Suppose a preacher wants to discuss the Biblical theme of repentance. He can easily dig up a dozen uses of that word from a concordance, he can read the verse about John’s preaching the baptism of repentance out in the desert, he can pull up the Greek word metanoia and translate it’s meaning as “a change of mind — all of that useful — some of it perhaps even memorable. But if he wants the kind of emotional response that may cause someone to leave that day determined to change his or her mind, then he’s wise to tell how it worked once in somebody’s real life — which is what Fred Craddock chose to do. I want you to hear it now, in his own style, and when it ends, and there is quiet for a moment in this room, I want you to ask yourself which of those different ways of defining what it means to “change your mind” would most likely lodge longest in your heart.
“My mother took us to church and Sunday school; my father didn’t go. He complained about Sunday dinner being late when she came home. Sometimes the preacher would call, and my father would say, ‘I know what the church wants. Church doesn’t care about me. Church wants another name, another pledge, another name, another pledge. Right? Isn’t that the name of it? another name, another pledge.’ That’s what he always said.
“Sometimes we’d have a revival. Pastor would bring the evangelist and say to the evangelist, ‘There’s one now, sic him, get him,’ and my father would say the same thing.
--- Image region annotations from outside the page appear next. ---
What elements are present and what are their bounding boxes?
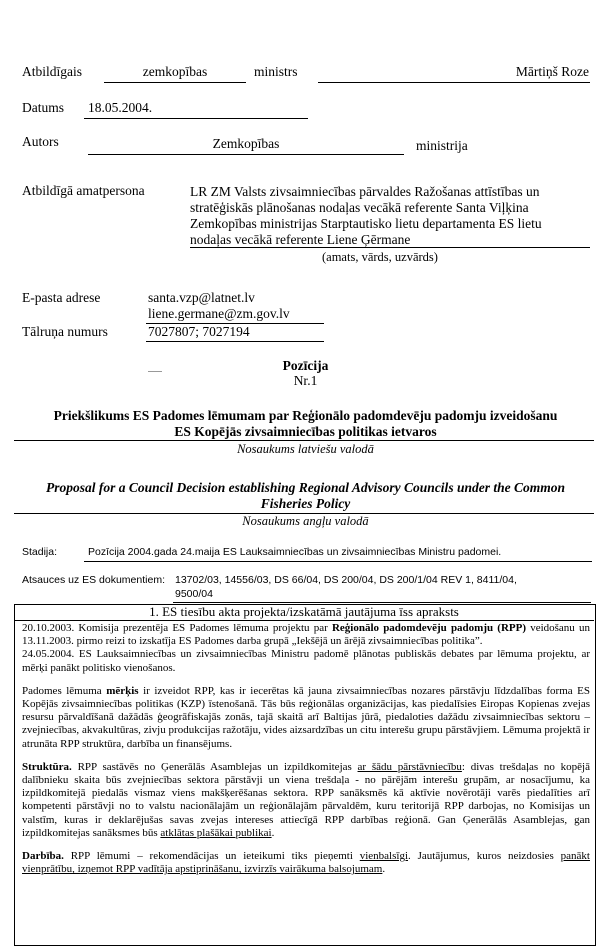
paragraph-goal-text-a: Padomes lēmuma: [22, 684, 107, 697]
official-line-4: nodaļas vecākā referente Liene Ģērmane: [190, 232, 411, 247]
goal-term: mērķis: [106, 684, 139, 697]
proposal-lv-caption: Nosaukums latviešu valodā: [237, 442, 374, 456]
spacer: [22, 751, 590, 761]
email-1[interactable]: santa.vzp@latnet.lv: [148, 290, 255, 305]
structure-term: Struktūra.: [22, 760, 72, 773]
position-number: Nr.1: [293, 373, 318, 388]
stage-line: [84, 561, 592, 562]
paragraph-structure-text-c: .: [271, 826, 275, 839]
references-label: Atsauces uz ES dokumentiem:: [22, 574, 165, 586]
minister-name-line: [318, 82, 590, 83]
proposal-lv-line-2: ES Kopējās zivsaimniecības politikas ietvaros: [174, 424, 437, 439]
official-line: [190, 247, 590, 248]
paragraph-operation: [22, 850, 590, 876]
majority-vote-underlined: panākt vienprātību, izņemot RPP vadītāja apstiprināšanu, izvirzīs vairākuma balsojumam: [22, 850, 590, 876]
official-line-3: Zemkopības ministrijas Starptautisko lietu departamenta ES lietu: [190, 216, 542, 231]
date-line: [84, 118, 308, 119]
stage-value: Pozīcija 2004.gada 24.maija ES Lauksaimniecības un zivsaimniecības Ministru padomei.: [88, 546, 502, 558]
paragraph-operation-text-b: . Jautājumus, kuros neizdosies: [408, 850, 561, 863]
section-1-body: [22, 622, 590, 876]
public-meetings-underlined: atklātas plašākai publikai: [160, 826, 272, 839]
author-value: Zemkopības: [212, 136, 280, 151]
spacer: [22, 840, 590, 850]
rpp-term: Reģionālo padomdevēju padomju (RPP): [331, 622, 527, 634]
phone-value: 7027807; 7027194: [148, 324, 250, 339]
proposal-en-line-1: Proposal for a Council Decision establishing Regional Advisory Councils under the Common: [46, 480, 565, 495]
references-line-2: 9500/04: [175, 588, 213, 600]
spacer: [22, 675, 590, 685]
proposal-lv-line-1: Priekšlikums ES Padomes lēmumam par Reģionālo padomdevēju padomju izveidošanu: [53, 408, 558, 423]
proposal-en-caption: Nosaukums angļu valodā: [242, 514, 369, 528]
proposal-en-line-2: Fisheries Policy: [260, 496, 351, 511]
official-line-1: LR ZM Valsts zivsaimniecības pārvaldes Ražošanas attīstības un: [190, 184, 540, 199]
references-line: [173, 602, 591, 603]
stage-label: Stadija:: [22, 546, 58, 558]
paragraph-intro-text-a: 20.10.2003. Komisija prezentēja ES Padomes lēmuma projektu par: [22, 622, 332, 634]
phone-label: Tālruņa numurs: [22, 324, 108, 339]
responsible-ministry: zemkopības: [142, 64, 208, 79]
operation-term: Darbība.: [22, 850, 64, 863]
phone-line: [146, 341, 324, 342]
paragraph-intro-text-b: veidošanu un 13.11.2003. pirmo reizi to izskatīja ES Padomes darba grupā „Iekšējā un ārējā zivsaimniecības politika”.: [22, 622, 590, 648]
official-label: Atbildīgā amatpersona: [22, 183, 145, 198]
paragraph-goal-text-b: ir izveidot RPP, kas ir iecerētas kā jauna zivsaimniecības nozares pārstāvju līdzdalības forma ES Kopējās zivsaimniecības politikas (KZP) īstenošanā. Tās būs reģionālas organizācijas, kas piedalīsies Eiropas Kopienas zvejas resursu pārvaldīšanā dažādās ģeogrāfiskajās zonās, tajā skaitā arī Baltijas jūrā, piedaloties dažādu zivsaimniecības sektoru – zvejniecības, akvakultūras, zivju produkcijas ražotāju, vides aizsardzības un citu interešu grupu pārstāvjiem. Lēmuma projektā ir atrunāta RPP struktūra, darbība un finansējums.: [22, 684, 590, 750]
responsible-label: Atbildīgais: [22, 64, 82, 79]
position-title: Pozīcija: [282, 358, 329, 373]
representation-underlined: ar šādu pārstāvniecību: [357, 760, 462, 773]
paragraph-debate: 24.05.2004. ES Lauksaimniecības un zivsaimniecības Ministru padomē plānotas publiskās debates par lēmuma projektu, ar mērķi panākt politisko vienošanos.: [22, 648, 590, 674]
responsible-ministry-line: [104, 82, 246, 83]
paragraph-operation-text-c: .: [382, 863, 386, 876]
paragraph-structure-text-a: RPP sastāvēs no Ģenerālās Asamblejas un izpildkomitejas: [71, 760, 358, 773]
date-value: 18.05.2004.: [88, 100, 153, 115]
paragraph-operation-text-a: RPP lēmumi – rekomendācijas un ieteikumi tiks pieņemti: [63, 850, 360, 863]
official-text: [190, 184, 590, 248]
author-line: [88, 154, 404, 155]
email-label: E-pasta adrese: [22, 290, 101, 305]
paragraph-goal: [22, 685, 590, 751]
section-1-title: 1. ES tiesību akta projekta/izskatāmā jautājuma īss apraksts: [14, 604, 594, 621]
proposal-lv-line: [14, 440, 594, 441]
official-caption: (amats, vārds, uzvārds): [322, 250, 438, 264]
email-2[interactable]: liene.germane@zm.gov.lv: [148, 306, 290, 321]
ministers-word: ministrs: [254, 64, 298, 79]
ministry-word: ministrija: [416, 138, 468, 153]
references-line-1: 13702/03, 14556/03, DS 66/04, DS 200/04, DS 200/1/04 REV 1, 8411/04,: [175, 574, 517, 586]
paragraph-intro: [22, 622, 590, 648]
date-label: Datums: [22, 100, 64, 115]
author-label: Autors: [22, 134, 59, 149]
paragraph-structure: [22, 761, 590, 840]
minister-name: Mārtiņš Roze: [515, 64, 589, 79]
paragraph-structure-text-b: : divas trešdaļas no kopējā dalībnieku skaita būs zvejniecības sektora pārstāvji un viena trešdaļa - no pārējām interešu grupām, ar nosacījumu, ka izpildkomitejā piedalās vismaz viens makšķerēšanas sektora. RPP sanāksmēs kā aktīvie novērotāji varēs piedalīties arī kompetenti pārstāvji no to valstu nacionālajām un reģionālajām pārvaldēm, kuru teritorijā RPP darbojas, no Komisijas un valstīm, kuras ir deklarējušas savas zvejas intereses attiecīgā RPP darbības reģionā. Gan Ģenerālās Asamblejas, gan izpildkomitejas sanāksmes būs: [22, 760, 590, 839]
official-line-2: stratēģiskās plānošanas nodaļas vecākā referente Santa Viļķina: [190, 200, 529, 215]
unanimous-underlined: vienbalsīgi: [359, 850, 409, 863]
scan-mark: [148, 371, 162, 372]
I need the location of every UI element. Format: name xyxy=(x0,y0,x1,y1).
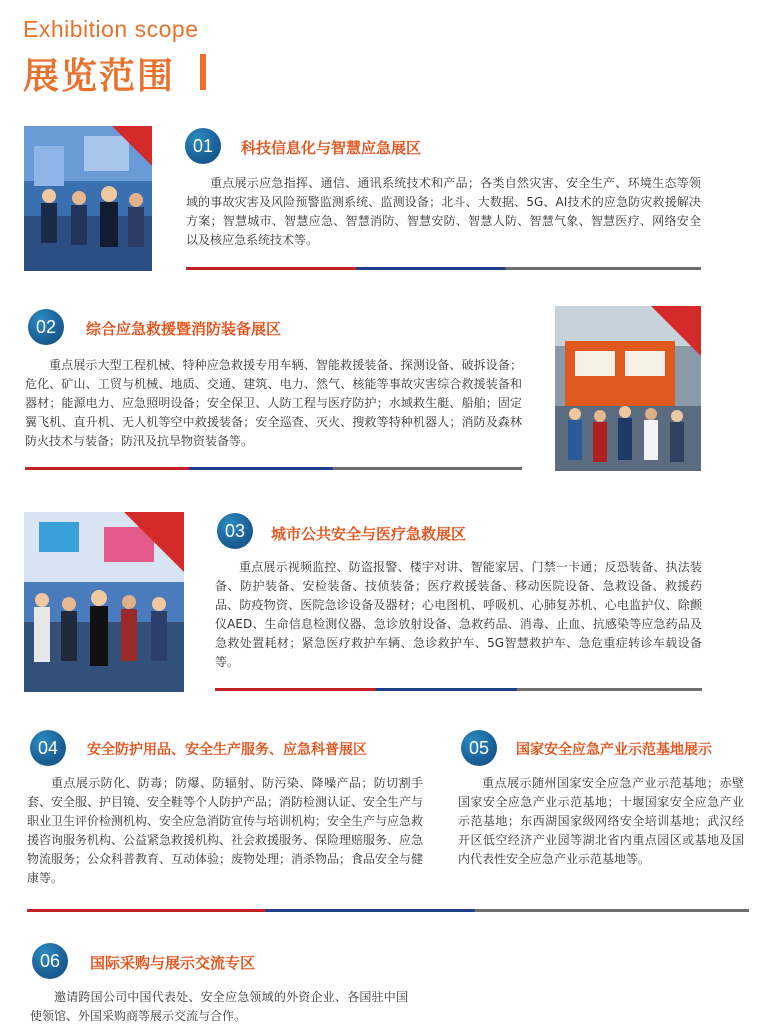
section-04-05-divider xyxy=(27,909,749,912)
section-02-photo xyxy=(555,306,701,471)
section-03-text: 重点展示视频监控、防盗报警、楼宇对讲、智能家居、门禁一卡通；反恐装备、执法装备、防护装备、安检装备、技侦装备；医疗救援装备、移动医院设备、急救设备、救援药品、防疫物资、医院急诊设备及器材；心电图机、呼吸机、心肺复苏机、心电监护仪、除颤仪AED、生命信息检测仪器、急诊放射设备、急救药品、消毒、止血、抗感染等应急药品及急救处置耗材；紧急医疗救护车辆、急诊救护车、5G智慧救护车、急危重症转诊车载设备等。 xyxy=(215,560,702,669)
section-05-text: 重点展示随州国家安全应急产业示范基地；赤壁国家安全应急产业示范基地；十堰国家安全应急产业示范基地；东西湖国家级网络安全培训基地；武汉经开区低空经济产业园等湖北省内重点园区或基地及国内代表性安全应急产业示范基地等。 xyxy=(458,776,744,866)
section-02-divider xyxy=(25,467,522,470)
section-01-photo xyxy=(24,126,152,271)
section-03-title: 城市公共安全与医疗急救展区 xyxy=(271,525,467,543)
section-05-title: 国家安全应急产业示范基地展示 xyxy=(516,742,712,758)
section-03-divider xyxy=(215,688,702,691)
title-accent-bar xyxy=(200,54,206,90)
section-02-text: 重点展示大型工程机械、特种应急救援专用车辆、智能救援装备、探测设备、破拆设备；危化、矿山、工贸与机械、地质、交通、建筑、电力、然气、核能等事故灾害综合救援装备和器材；能源电力、应急照明设备；安全保卫、人防工程与医疗防护；水域救生艇、船舶；固定翼飞机、直升机、无人机等空中救援装备；安全巡查、灭火、搜救等特种机器人；消防及森林防火技术与装备；防汛及抗旱物资装备等。 xyxy=(25,358,522,448)
section-06-text: 邀请跨国公司中国代表处、安全应急领域的外资企业、各国驻中国使领馆、外国采购商等展示交流与合作。 xyxy=(30,990,408,1023)
section-05-number: 05 xyxy=(461,730,497,766)
section-01-text: 重点展示应急指挥、通信、通讯系统技术和产品；各类自然灾害、安全生产、环境生态等领域的事故灾害及风险预警监测系统、监测设备；北斗、大数据、5G、AI技术的应急防灾救援解决方案；智慧城市、智慧应急、智慧消防、智慧安防、智慧人防、智慧气象、智慧医疗、网络安全以及核应急系统技术等。 xyxy=(186,176,701,247)
section-01-title: 科技信息化与智慧应急展区 xyxy=(241,139,422,157)
section-06-title: 国际采购与展示交流专区 xyxy=(90,954,256,972)
section-03-photo xyxy=(24,512,184,692)
section-01-number: 01 xyxy=(185,128,221,164)
section-03-number: 03 xyxy=(217,513,253,549)
title-chinese: 展览范围 xyxy=(23,56,176,97)
section-04-text: 重点展示防化、防毒；防爆、防辐射、防污染、降噪产品；防切割手套、安全服、护目镜、安全鞋等个人防护产品；消防检测认证、安全生产与职业卫生评价检测机构、安全应急消防宣传与培训机构；安全生产与应急救援咨询服务机构、公益紧急救援机构、社会救援服务、保险理赔服务、应急物流服务；公众科普教育、互动体验；废物处理；消杀物品；食品安全与健康等。 xyxy=(27,776,424,885)
section-04-title: 安全防护用品、安全生产服务、应急科普展区 xyxy=(87,742,367,758)
section-02-number: 02 xyxy=(28,309,64,345)
section-06-number: 06 xyxy=(32,943,68,979)
title-english: Exhibition scope xyxy=(23,16,199,42)
section-01-divider xyxy=(186,267,701,270)
section-02-title: 综合应急救援暨消防装备展区 xyxy=(86,320,282,338)
section-04-number: 04 xyxy=(30,730,66,766)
Every time, my mother in the kitchen, always nervous, in fear of flaring tempers, of somebody being hurt. And always my father said, ‘The church doesn’t care about me. The church wants another name and another pledge.’ I guess I heard it a thousand times.
“One time he didn’t say it. He was in the veteran’s hospital, and he was down to 73 pounds. They’d taken out his throat, and said, ‘It’s too late.’ They put in a metal tube, and X-rays burned him to pieces. I flew in to see him. He couldn’t speak, couldn’t eat. I looked around the room. Potted plants and cut flowers on all the windowsills, a stack of cards 20 inches deep beside his bed. And even that tray where they put food — if you can eat — on that was a flower. And all the flowers beside the bed, every card, every blossom, were from persons or groups from the church.
“He saw me read a card. He could not speak, so he took a Kleenex box and wrote on the side of it a line from Shakespeare. If he had not written this line, I would not tell you this story. He wrote: ‘In this harsh world, draw your breath in pain to tell my story.’ I said, ‘What is your story, Daddy?’ And he wrote: ‘I was wrong.’
Want an unforgettable definition of repentance? Want to tell a church how powerful its love can be? In the power of story, you just heard both.